The timeless Dave Barry commented on the ability of some people to say exactly the opposite of the truth.
The value of advertising is that it tells you the exact opposite of what the advertiser actually thinks. For example, if the advertisement says “This is not your father’s Oldsmobile,” the advertiser is desperately concerned that this Oldsmobile, like all other Oldsmobiles, appeals primarily to old farts like your father.
It turns out Twitter is the same. Lately, the phrase “You can’t make this stuff up” has been getting a lot of air time and, in many instances is attached to a “fact” that is 100% made up. Not only that, it is often attached to ideas that are the very first thing you’d make up in order to slander someone. Take, for example, this tweet
— reggie lee (@redgehomes) May 13, 2014
Now, Reggie is a constant critic of the interim Ukrainian government. On this point, the two of us disagree. This is neither here nor there. The point is that, for someone like Reggie, who loathes both the Ukrainian interim government and President Obama, it’s absolute child’s play to invent the idea that Obama is arming the Ukrainian “Nazis”. I’d be shocked if this weren’t the first thing that came to his mind. To briefly lay out just a few facts, the Obama administration has, so far, resisted pressure from Congressional Republicans to arm Ukraine and while there are neo-Nazi elements who participated in the overthrow of Yanukovich, it’s hard to make a case that they’re a dominant influence. (For my thoughts on the GOP’s ham-handed, amnesiac approach to Ukraine feel free to check out this recent post.)
Pelosi loves unemployment?
I was involved in another conversation on Twitter in which I questioned the source of a quote allegedly by Nancy Pelosi. @LriHendry claimed that Nancy Pelosi said (Lori’s quotation marks, not mine) “Employees cutting hours is a good thing. It gives that person time to pursue dreams and passions.” It was followed by Lori’s personal comment, “Yes. She really said that!” Now, that didn’t seem like something likely to be said by anyone who ever wanted to be elected again, so I googled a little, came up empty, then replied, “No. She didn’t. You can’t just make stuff up.” To which Lori responded (like you knew she would)
After some time, Lori gave up her search for a source of this quote, which, I think, is a misreading of an interview of former Speaker Pelosi by Candy Crowley.
“You can’t make this stuff up” is becoming the go-to conservative defense in response to fact-checking. It’s like the bogus posts that used to circulate social media complete with a link to snopes.com with an anchor like, “Snopes has already confirmed this is real!” But the real question is, at what level do the posters, tweeters and pinners know they’re being deceitful and when are they guilty of mere credulity.
Pelosi loves emergency rooms?
This final example is by far the best and here the line between deceiver and deceived is quite blurry. Another invented Nancy Pelosi quote, circulates Pinterist, Facebook and Twitter and says something like this:
Recently on Twitter, @ConservPSTeacher tweeted this link and added
CAN’T MAKE THIS UP! TOP DEM DIMWIT. I wonder how many “friends” she makes waiting in waiting rooms? http://t.co/VZ0H9Oahkf
— @ConservPSTeacher (@ConservPSTeach) May 8, 2014
The quote is, of course, made up. It turns out it originates on a conservative satire website which likens itself to the Right-leaning version of the Onion. The best part about this example is that, in the Pinterist link, the picture shown is pinned from the very Politifact article which debunks the quote!
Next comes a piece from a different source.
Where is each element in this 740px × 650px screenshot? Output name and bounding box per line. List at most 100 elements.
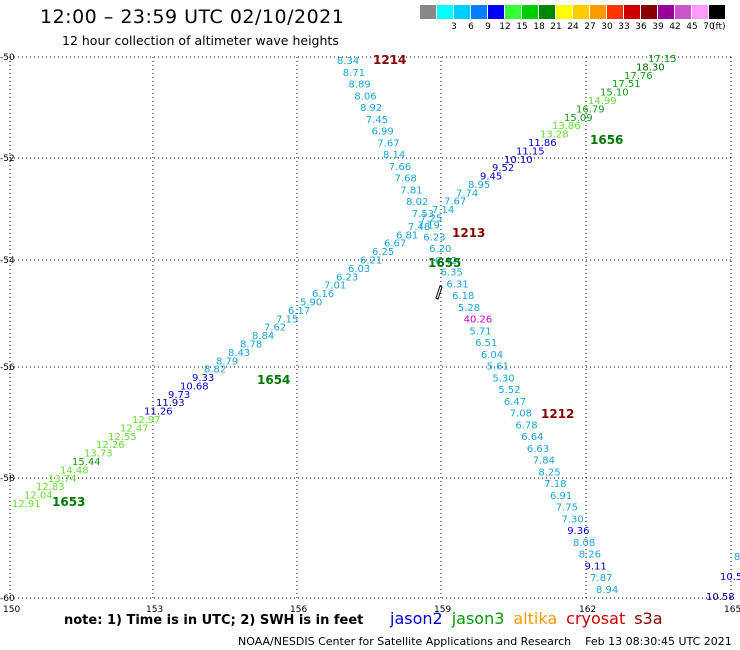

And so, I think it’s appropriate to book-end this post with Dave Barry quotes. This one is from the same article above and perhaps explains why Republicans are turning to fabrication to forward their political goals.
The most powerful force in the universe is gossip.
You see, each of the ideas above are viral sensations. It only takes an ignorant second to repost them to your equally gullible friends and followers who desperately want to believe what you’ve told them. But no one who’s not a major news outlet (and not even all of those) discovers they’ve posted an erroneous non-fact and issues a correction. That would be a lot of effort and embarrassment. And even if they did, the correction is much less fun to retweet that the salacious original. And so they slosh around the internet and land periodically in your inbox and twitter feed. Mark my words, one of these days you’ll open your email to read
This is not your father's Oldsmobile. CAN'T MAKE THIS STUFF UP!